Last semester I had a project where when given a set of data on cars I had to build a model and use that model to make predictions from user inputted data (It involved a GUI and so on). The professor introduced Weka, but only in its GUI form. I'm recreating the project but this time with the Weka library. Here is the class in question:
public class TreeModel {
private J48 model = new J48();
private String[] options = new String[1];
private DataSource source;
private Instances data;
private Evaluation eval;
// Constructor
public TreeModel(String file) throws Exception {
source = new DataSource(file);
// By default, the options are set to produce unpruned tree '-U'
options[0] = "-U";
data = source.getDataSet();
model.setOptions(options);
}
// Overloaded constructor allowing you to choose options for the model
public TreeModel(String file, String[] options) throws Exception {
DataSource source = new DataSource(file);
data = source.getDataSet();
model.setOptions(options);
}
// Builds the decision tree
public void buildDecisionTree() throws Exception {
data.setClassIndex(data.numAttributes() - 1);
model.buildClassifier(data);
}
/*
* Uses cross validation technique to calculate the accuracy.
* Gives a more respected accuracy that is more likely to hold
* with instances not in the dataset.
*/
public void crossValidatedEvaluation(int folds) throws Exception {
eval = new Evaluation(data);
eval.crossValidateModel(model, data, folds, new Random());
System.out.println("The model predicted "+eval.pctCorrect()+" percent of the data correctly.");
}
/*
* Evaluates the accuracy of a decision tree when using all available data
* This should be looked at with skepticism (less interpretable)
*/
public void evaluateModel() throws Exception {
eval = new Evaluation(data);
eval.evaluateModel(model, data);
System.out.println("The model predicted "+eval.pctCorrect()+" percent of the data correctly.");
}
/*
* Returns a prediction for a particular instance. Will take in an instance
* as a parameter.
*/
public String getPrediction() throws Exception {
DataSource predFile = new DataSource("./predict.arff");
Instances pred = predFile.getDataSet();
Instance predic = pred.get(0);
pred.setClassIndex(pred.numAttributes() - 1);
double classify = model.classifyInstance(predic);
pred.instance(0).setClassValue(classify);
return pred.instance(0).stringValue(6);
}
// Returns source code version of the model (warning: messy code)
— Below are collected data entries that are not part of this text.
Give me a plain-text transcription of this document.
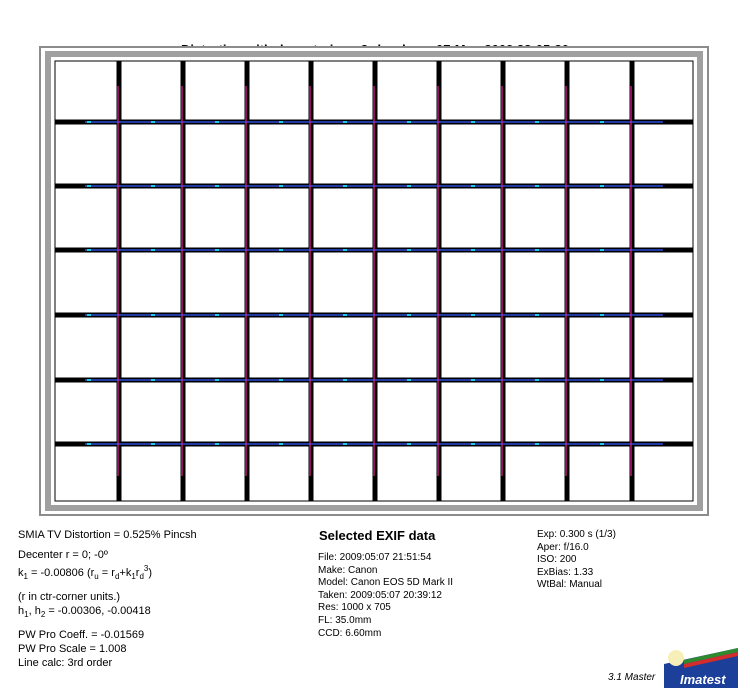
SMIA TV Distortion = 0.525% Pincsh
Decenter r = 0; -0º
$k_1 = -0.00806$ $(r_u = r_d+k_1r_d^3)$
(r in ctr-corner units.)
$h_1$, $h_2 = -0.00306$, -0.00418
PW Pro Coeff. = -0.01569
PW Pro Scale = 1.008
Line calc: 3rd order
Selected EXIF data
File: 2009:05:07 21:51:54
Make: Canon
Model: Canon EOS 5D Mark II
Taken: 2009:05:07 20:39:12
Res: 1000 x 705
FL: 35.0mm
CCD: 6.60mm
Exp: 0.300 s (1/3)
Aper: f/16.0
ISO: 200
ExBias: 1.33
WtBal: Manual
3.1 Master Imatest
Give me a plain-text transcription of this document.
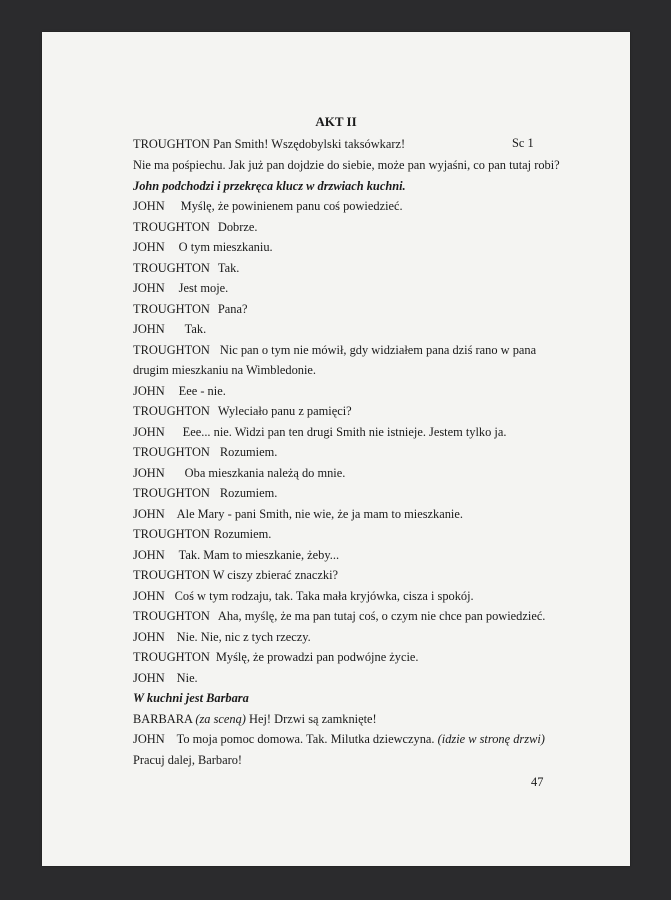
AKT II
Sc 1
TROUGHTON Pan Smith! Wszędobylski taksówkarz!
Nie ma pośpiechu. Jak już pan dojdzie do siebie, może pan wyjaśni, co pan tutaj robi?
John podchodzi i przekręca klucz w drzwiach kuchni.
JOHN Myślę, że powinienem panu coś powiedzieć.
TROUGHTON Dobrze.
JOHN O tym mieszkaniu.
TROUGHTON Tak.
JOHN Jest moje.
TROUGHTON Pana?
JOHN Tak.
TROUGHTON Nic pan o tym nie mówił, gdy widziałem pana dziś rano w pana
drugim mieszkaniu na Wimbledonie.
JOHN Eee - nie.
TROUGHTON Wyleciało panu z pamięci?
JOHN Eee... nie. Widzi pan ten drugi Smith nie istnieje. Jestem tylko ja.
TROUGHTON Rozumiem.
JOHN Oba mieszkania należą do mnie.
TROUGHTON Rozumiem.
JOHN Ale Mary - pani Smith, nie wie, że ja mam to mieszkanie.
TROUGHTON Rozumiem.
JOHN Tak. Mam to mieszkanie, żeby...
TROUGHTON W ciszy zbierać znaczki?
JOHN Coś w tym rodzaju, tak. Taka mała kryjówka, cisza i spokój.
TROUGHTON Aha, myślę, że ma pan tutaj coś, o czym nie chce pan powiedzieć.
JOHN Nie. Nie, nic z tych rzeczy.
TROUGHTON Myślę, że prowadzi pan podwójne życie.
JOHN Nie.
W kuchni jest Barbara
BARBARA (za sceną) Hej! Drzwi są zamknięte!
JOHN To moja pomoc domowa. Tak. Milutka dziewczyna. (idzie w stronę drzwi)
Pracuj dalej, Barbaro!
47
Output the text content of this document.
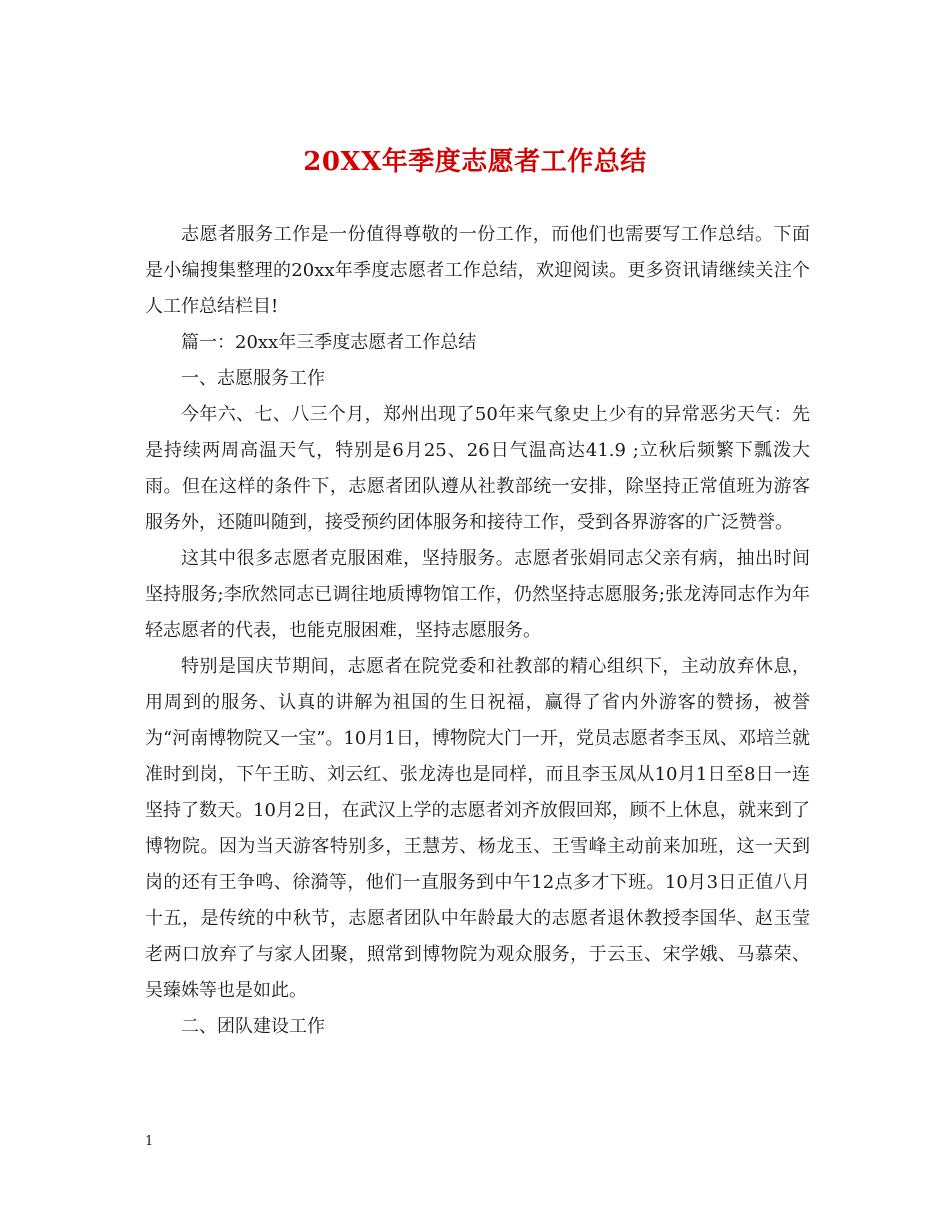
20XX年季度志愿者工作总结

志愿者服务工作是一份值得尊敬的一份工作，而他们也需要写工作总结。下面是小编搜集整理的20xx年季度志愿者工作总结，欢迎阅读。更多资讯请继续关注个人工作总结栏目!

篇一：20xx年三季度志愿者工作总结

一、志愿服务工作

今年六、七、八三个月，郑州出现了50年来气象史上少有的异常恶劣天气：先是持续两周高温天气，特别是6月25、26日气温高达41.9 ;立秋后频繁下瓢泼大雨。但在这样的条件下，志愿者团队遵从社教部统一安排，除坚持正常值班为游客服务外，还随叫随到，接受预约团体服务和接待工作，受到各界游客的广泛赞誉。

这其中很多志愿者克服困难，坚持服务。志愿者张娟同志父亲有病，抽出时间坚持服务;李欣然同志已调往地质博物馆工作，仍然坚持志愿服务;张龙涛同志作为年轻志愿者的代表，也能克服困难，坚持志愿服务。

特别是国庆节期间，志愿者在院党委和社教部的精心组织下，主动放弃休息，用周到的服务、认真的讲解为祖国的生日祝福，赢得了省内外游客的赞扬，被誉为“河南博物院又一宝”。10月1日，博物院大门一开，党员志愿者李玉凤、邓培兰就准时到岗，下午王昉、刘云红、张龙涛也是同样，而且李玉凤从10月1日至8日一连坚持了数天。10月2日，在武汉上学的志愿者刘齐放假回郑，顾不上休息，就来到了博物院。因为当天游客特别多，王慧芳、杨龙玉、王雪峰主动前来加班，这一天到岗的还有王争鸣、徐漪等，他们一直服务到中午12点多才下班。10月3日正值八月十五，是传统的中秋节，志愿者团队中年龄最大的志愿者退休教授李国华、赵玉莹老两口放弃了与家人团聚，照常到博物院为观众服务，于云玉、宋学娥、马慕荣、吴臻姝等也是如此。

二、团队建设工作

1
public String getModelSourceCode() throws Exception {
return model.toSource("DecisionTree");
}
}
In my getPrediction() method I have a simple example of getting a prediction for an instance in an ARFF file. The problem is I cant figure out how to initialize a single Instance object and then put the data I want to make a prediction with "in" that instance. I have looked through the documentation for the Instance class but didn't see anything at first glance. Is there a way to manually put data into an instance or will I need to convert my prediction data into an ARFF file?
This code snippet should help you build your own set of instances without an ARFF file. Below I show creating a new set of instances from an array with two attributes; latitude and longitude.
import weka.core.Attribute;
import weka.core.DenseInstance;
import weka.core.FastVector;
import weka.core.Instances;
public class AttTest {
public static void main(String[] args) throws Exception
{
double[] one={0,1,2,3};
double[] two={3,2,1,0};
double[][] both=new double[2][4];
both[0]=one;
both[1]=two;
Instances to_use=AttTest.buildArff(both);
System.out.println(to_use.toString());
}
public static Instances buildArff(double[][] array) throws Exception
{
FastVector atts = new FastVector();
atts.addElement(new Attribute("lat")); //latitude
atts.addElement(new Attribute("lon")); //longitude
// 2. create Instances object
Instances test = new Instances("location", atts, 0);
// 3. fill with data
for(int s1=0; s1 < array[0].length; s1=s1+1)
{
double vals[] = new double[test.numAttributes()];
vals[0] = array[0][s1];
vals[1] = array[1][s1];
test.add(new DenseInstance(1.0, vals));
}
return(test);
}
}